De nouveaux condos, rue Meudon?
Une demande en ce sens a été déposée à l’arrondissement le 4 juillet dernier. Si le projet est approuvé par le comité consultatif d’urbanisme, un nouveau bâtiment d’une superficie de 12 348 mètres carrés et comptant de huit à 12 étages, sera érigé à l’endroit même où se trouve présentement le restaurant Le Four.
Inclusion et logement social
La journée même où le propriétaire formulait une demande de permis de construction, l’arrondissement de Saint-Léonard adoptait sa Stratégie d’inclusion de logements abordables dans les nouveaux projets résidentiels.
Celle-ci stipule que tout nouveau projet résidentiel de 100 unités ou plus en sol léonardois devrait comporter au moins 15 % de logements sociaux. L’arrondissement ne peut cependant pas contraindre un promoteur à respecter cette recommandation. Il dispose toutefois de certains moyens pour inciter le constructeur à le faire, notamment par l’octroi (ou non) de changement de zonage et de dérogations mineures, parfois nécessaires à la réalisation de son projet.
Dans le cas présent, le promoteur n’a pas inclus de logement social dans son projet résidentiel et la Stratégie d’inclusion de logements abordables ne s’applique pas, car celui-ci ne comporte que 99 unités.
Selon Jean-François Sonier, chargé de communication à l’arrondissement de Saint-Léonard, aucune règle ne contraint les promoteurs immobiliers à construire un nombre minimal d’unités d’habitation.
« Il n’existe aucun règlement qui limite le nombre d’unités. Les seules limites que l’on peut imposer sont celles relatives à la hauteur du bâtiment ou à sa dimension en fonction de la superficie du terrain.
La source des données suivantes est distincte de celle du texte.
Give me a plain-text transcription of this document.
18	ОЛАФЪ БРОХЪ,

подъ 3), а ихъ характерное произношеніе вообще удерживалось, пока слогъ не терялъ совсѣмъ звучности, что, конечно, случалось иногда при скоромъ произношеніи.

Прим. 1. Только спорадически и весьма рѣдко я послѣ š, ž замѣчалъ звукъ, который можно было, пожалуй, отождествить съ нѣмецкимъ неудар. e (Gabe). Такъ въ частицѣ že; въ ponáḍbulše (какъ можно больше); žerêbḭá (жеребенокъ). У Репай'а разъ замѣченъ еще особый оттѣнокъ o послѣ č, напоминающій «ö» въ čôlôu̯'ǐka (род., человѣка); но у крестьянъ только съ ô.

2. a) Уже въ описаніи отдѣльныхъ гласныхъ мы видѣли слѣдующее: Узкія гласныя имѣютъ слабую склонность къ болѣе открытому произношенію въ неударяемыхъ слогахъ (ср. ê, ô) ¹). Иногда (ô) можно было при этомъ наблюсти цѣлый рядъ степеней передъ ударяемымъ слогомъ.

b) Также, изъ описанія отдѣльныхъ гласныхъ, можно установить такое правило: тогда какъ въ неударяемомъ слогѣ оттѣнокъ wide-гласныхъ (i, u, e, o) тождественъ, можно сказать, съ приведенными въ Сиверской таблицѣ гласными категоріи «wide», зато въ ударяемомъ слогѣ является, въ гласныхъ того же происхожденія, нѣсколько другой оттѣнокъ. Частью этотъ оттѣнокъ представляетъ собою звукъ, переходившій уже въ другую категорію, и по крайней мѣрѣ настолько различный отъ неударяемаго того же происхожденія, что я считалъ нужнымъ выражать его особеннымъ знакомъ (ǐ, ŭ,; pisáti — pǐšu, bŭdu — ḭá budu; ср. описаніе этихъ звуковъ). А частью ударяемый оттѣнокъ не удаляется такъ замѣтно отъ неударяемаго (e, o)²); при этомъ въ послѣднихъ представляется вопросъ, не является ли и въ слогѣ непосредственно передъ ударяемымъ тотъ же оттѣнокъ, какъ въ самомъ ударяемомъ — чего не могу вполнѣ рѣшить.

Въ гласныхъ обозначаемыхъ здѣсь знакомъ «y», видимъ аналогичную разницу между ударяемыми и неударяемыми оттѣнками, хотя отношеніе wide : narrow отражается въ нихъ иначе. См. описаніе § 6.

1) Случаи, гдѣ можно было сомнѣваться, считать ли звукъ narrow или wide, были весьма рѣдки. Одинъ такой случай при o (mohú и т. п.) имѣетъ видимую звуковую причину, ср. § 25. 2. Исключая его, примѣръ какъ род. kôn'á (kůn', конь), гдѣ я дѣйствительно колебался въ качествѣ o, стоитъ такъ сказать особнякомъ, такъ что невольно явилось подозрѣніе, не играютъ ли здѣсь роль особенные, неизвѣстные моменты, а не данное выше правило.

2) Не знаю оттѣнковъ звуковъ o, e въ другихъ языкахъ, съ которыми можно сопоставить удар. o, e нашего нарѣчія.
On ne peut pas obliger un promoteur à inclure du logement social », explique-t-il.
Pour éviter que ce type de situation se produise, l’arrondissement de Mercier – Hochelaga-Maisonneuve (MHM) planche présentement à la mise sur pied d’une politique visant à favoriser la création d’unités de logement social dans les nouvelles constructions. Désormais, les différents projets immobiliers seront compilés dans un registre, de sorte que le nombre d’unités d’habitation créées par un même promoteur soit cumulatif. De cette manière, ceux-ci ne pourront plus se soustraire à la Stratégie d’inclusion de logements abordables dans les nouveaux projets résidentiels en privilégiant des projets dont le nombre d’unités est inférieur à celui prescrit par la politique.
« Le registre va compiler les différents projets d’un promoteur. S’il y a un 12 condos à une place, un 56 ailleurs et un 32 à une troisième place, on va les additionner. Le registre va servir d’instrument de mesure des projets résidentiels et les promoteurs vont être avisés que le compteur tourne. Ça va nous permettre d’équilibrer les choses. Les grands terrains pour faire de grands projets sont de plus en plus rares.
« Un promoteur pourrait dire, je construis 80 unités d’habitation et j’en donne 20 pour du logement social, et ce, même si je ne suis pas encore rendu à 100 unités. Il pourrait trouver avantageux de donner du logement social à un moment plutôt qu’à un autre. Le calcul va se faire pareil », avance Laurent Blanchard, conseiller de la Ville du district d’Hochelaga.
Du côté de l’arrondissement de Saint-Léonard, aucune initiative du genre n’est prévue.